Wild weather to hit Asia

The weather is preparing to go wild in Asia this year and will wreak havoc and death scientists are predicting.
An El Niño, a splurge of warm water in the Pacific Ocean, is coming, they warn.
It will unleash floods in the Americas, while South-East Asia and Australia face drought.
"The tropical climate system is primed for a big El Niño," says Axel Timmermann of the University of Hawaii in Honolulu (see diagram).
An El Niño begins when warm water near Indonesia spreads eastwards and rises to the surface of the Pacific. The warm water carries rain with it, so El Niño takes rain from Asia and Australia and dumps it on the Americas.
The effects can be deadly. A big El Niño in 1997-98 killed 20,000 people and caused almost $97 billion of damage, reports the New Scientist.
Media across Asia reported last week, that  governments are scrambling to head off the potential impact of a weather phenomenon that in the past has driven food prices to levels that sparked social unrest.
With lessons learned, Indonesia's government is handing out calendars to farmers setting out early planting dates. Malaysia and the Philippines are working to manage water supplies and India has bolstered its food stockpiles.
They are aiming to reduce the impact of the so-called El Nino, a weather pattern that can bring drought to Australia, Southeast Asia and India.
Drought linked to a 2007 El Nino sparked a surge in food prices, including a trebling in the cost of rice to a record over $1,000 a metric ton in 2008 that sparked riots in countries as far afield as Egypt, Cameroon and Haiti. The last El Nino in 2009 brought the worst drought in nearly four decades to India, cutting rice output in the world's number two producer by 10 million tonnes and boosting global sugar prices to the highest in nearly 30 years.
A majority of weather forecasting models indicate an El Nino is likely to develop around the middle of the year, according to the U.N. weather agency.
"Traditionally, the countries that are affected most are Indonesia and the Philippines," said David Dawes, a senior economist at the U.N.'s Food and Agriculture Organisation in Bangkok.
"Certainly for rice because of a combination of two things: it's their production most likely to be affected, and they’re importers so would have to go onto a world market with potentially rising prices."

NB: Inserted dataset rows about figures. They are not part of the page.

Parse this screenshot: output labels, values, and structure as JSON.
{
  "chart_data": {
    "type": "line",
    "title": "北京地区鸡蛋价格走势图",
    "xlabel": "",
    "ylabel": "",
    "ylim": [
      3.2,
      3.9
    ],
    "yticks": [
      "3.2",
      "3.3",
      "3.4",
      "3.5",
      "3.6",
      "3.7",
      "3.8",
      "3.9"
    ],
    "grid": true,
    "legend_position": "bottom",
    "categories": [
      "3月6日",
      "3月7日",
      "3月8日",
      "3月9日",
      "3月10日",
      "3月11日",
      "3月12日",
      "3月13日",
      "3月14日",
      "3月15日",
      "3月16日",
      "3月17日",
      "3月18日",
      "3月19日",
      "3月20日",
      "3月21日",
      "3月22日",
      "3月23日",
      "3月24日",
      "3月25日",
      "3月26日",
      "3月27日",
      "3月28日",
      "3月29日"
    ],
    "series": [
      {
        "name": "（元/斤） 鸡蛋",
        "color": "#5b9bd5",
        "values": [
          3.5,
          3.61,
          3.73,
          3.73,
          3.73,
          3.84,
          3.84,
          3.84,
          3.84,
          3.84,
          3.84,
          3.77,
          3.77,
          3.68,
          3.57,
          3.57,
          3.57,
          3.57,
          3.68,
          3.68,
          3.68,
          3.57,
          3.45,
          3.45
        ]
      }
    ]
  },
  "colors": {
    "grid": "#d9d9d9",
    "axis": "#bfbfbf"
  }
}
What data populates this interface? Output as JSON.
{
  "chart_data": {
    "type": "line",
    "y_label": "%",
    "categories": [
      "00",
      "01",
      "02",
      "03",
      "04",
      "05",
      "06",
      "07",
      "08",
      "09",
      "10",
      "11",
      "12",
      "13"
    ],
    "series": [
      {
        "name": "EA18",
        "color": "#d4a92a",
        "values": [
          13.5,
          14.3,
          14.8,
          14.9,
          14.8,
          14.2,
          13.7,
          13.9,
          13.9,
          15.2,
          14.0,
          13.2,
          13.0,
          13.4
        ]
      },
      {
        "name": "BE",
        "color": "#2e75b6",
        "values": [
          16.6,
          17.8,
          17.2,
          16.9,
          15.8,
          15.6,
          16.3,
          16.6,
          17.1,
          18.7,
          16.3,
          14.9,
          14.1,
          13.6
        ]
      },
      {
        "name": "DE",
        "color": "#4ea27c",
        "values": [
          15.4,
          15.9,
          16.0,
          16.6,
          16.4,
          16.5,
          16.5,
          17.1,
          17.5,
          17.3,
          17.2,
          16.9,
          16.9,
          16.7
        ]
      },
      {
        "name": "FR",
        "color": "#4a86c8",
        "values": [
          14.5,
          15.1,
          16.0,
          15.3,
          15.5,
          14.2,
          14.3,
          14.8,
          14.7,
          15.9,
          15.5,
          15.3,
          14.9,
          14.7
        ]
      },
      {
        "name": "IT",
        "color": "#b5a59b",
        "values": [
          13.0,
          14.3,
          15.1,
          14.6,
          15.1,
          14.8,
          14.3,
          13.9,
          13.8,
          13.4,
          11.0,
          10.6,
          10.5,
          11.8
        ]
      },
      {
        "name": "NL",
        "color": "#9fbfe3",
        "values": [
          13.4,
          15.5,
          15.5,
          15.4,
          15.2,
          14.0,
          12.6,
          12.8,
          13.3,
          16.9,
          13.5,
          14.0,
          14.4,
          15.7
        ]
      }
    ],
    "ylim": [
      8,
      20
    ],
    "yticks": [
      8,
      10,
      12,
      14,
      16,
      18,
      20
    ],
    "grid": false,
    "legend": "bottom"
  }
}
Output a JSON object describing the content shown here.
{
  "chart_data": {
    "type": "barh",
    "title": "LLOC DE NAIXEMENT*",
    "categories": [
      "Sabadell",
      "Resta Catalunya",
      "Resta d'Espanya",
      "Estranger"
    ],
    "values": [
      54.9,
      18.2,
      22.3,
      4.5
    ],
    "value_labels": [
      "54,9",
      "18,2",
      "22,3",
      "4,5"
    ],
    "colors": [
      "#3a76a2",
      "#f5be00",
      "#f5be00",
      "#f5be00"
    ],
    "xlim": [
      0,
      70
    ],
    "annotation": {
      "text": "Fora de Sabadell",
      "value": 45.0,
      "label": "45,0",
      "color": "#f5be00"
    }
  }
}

A dry spell has already hit the Cagayan Valley in the northern Philippines, the agriculture ministry said, with major dams at critical levels in what is one of the biggest rice-producing regions.
The government said it has begun cloud seeding and the release of drought tolerant varieties of rice.
"We are putting in place policy initiatives, water management and conservation measures, as well as modern and innovative farming and fishery technologies to somehow soften the effects of this dry weather," Agriculture Secretary Proceso Alcala said.
Strong typhoons often follow an El Nino weather event in the Philippines, which could mean further crop losses, said Mary Ann Lucille Sering, Secretary of the Philippine Climate Change Commission.
"Rice imports will be an option for us," Sering said. The country is already the region's number two rice importer after China.
In Indonesia the agriculture ministry has instructed farming advisors, paid by the government to assist farmers with modern techniques, to bring forward planting of certain crops.
"Hopefully with this action, we can still grow crops and minimize the risk of drought," said Tunggul Iman Panudju, director of land development and management at the agriculture ministry. He added that El Nino may provide opportunities to plant rice on land previously designated as swamp.
Calendars detailing specific crop planting dates will be issued to help farmers, Deputy Agriculture Minister Rusman Heriawan told the Jakarta Post, adding that the Public Works Ministry was readying supporting equipment such as water pumps.
Indonesian farmers are being trained in ways to adapt to changing weather patterns, and depending on the province, urged to plant alternative crops to rice that can cope better with dry conditions, the head of Indonesia's weather agency told Reuters.
Malaysia's government has formed a water crisis committee, headed by the deputy prime minister, that will work with various ministries to monitor any El Nino impact. The government is also encouraging industry to use underground or recycled water and increase the capacity of water storage tanks.
A major difference from the last El Nino in 2009 is that food stockpiles have risen, which should help mitigate any impact on prices.
India is sitting on a mound of staple foods such as rice, wheat and sugar, largely thanks to bumper harvests in the last few years, while Thailand is in the process of selling down rice stocks built up during an ill-fated subsidy scheme.
Global rice stockpiles have risen by 15 million tonnes since 2009 to stand at 109 million tonnes now, according to the U.S. Department of Agriculture, with the bulk of the increase in India, Thailand and China.
"If the monsoon rains fail to meet expectations, we are prepared to release more rice and wheat from government stocks into the open market to ensure prices do not go up," said an Indian food ministry official, who did not want to be identified because he is not authorized to speak to the media.
India's central government will also provide seed varieties that can cope better with dry conditions, and funding to state governments when needed, he added.
In Thailand, which before the subsidy scheme made its rice uncompetitive was the world's largest exporter of the grain, stocks had swelled to around 17 million tonnes.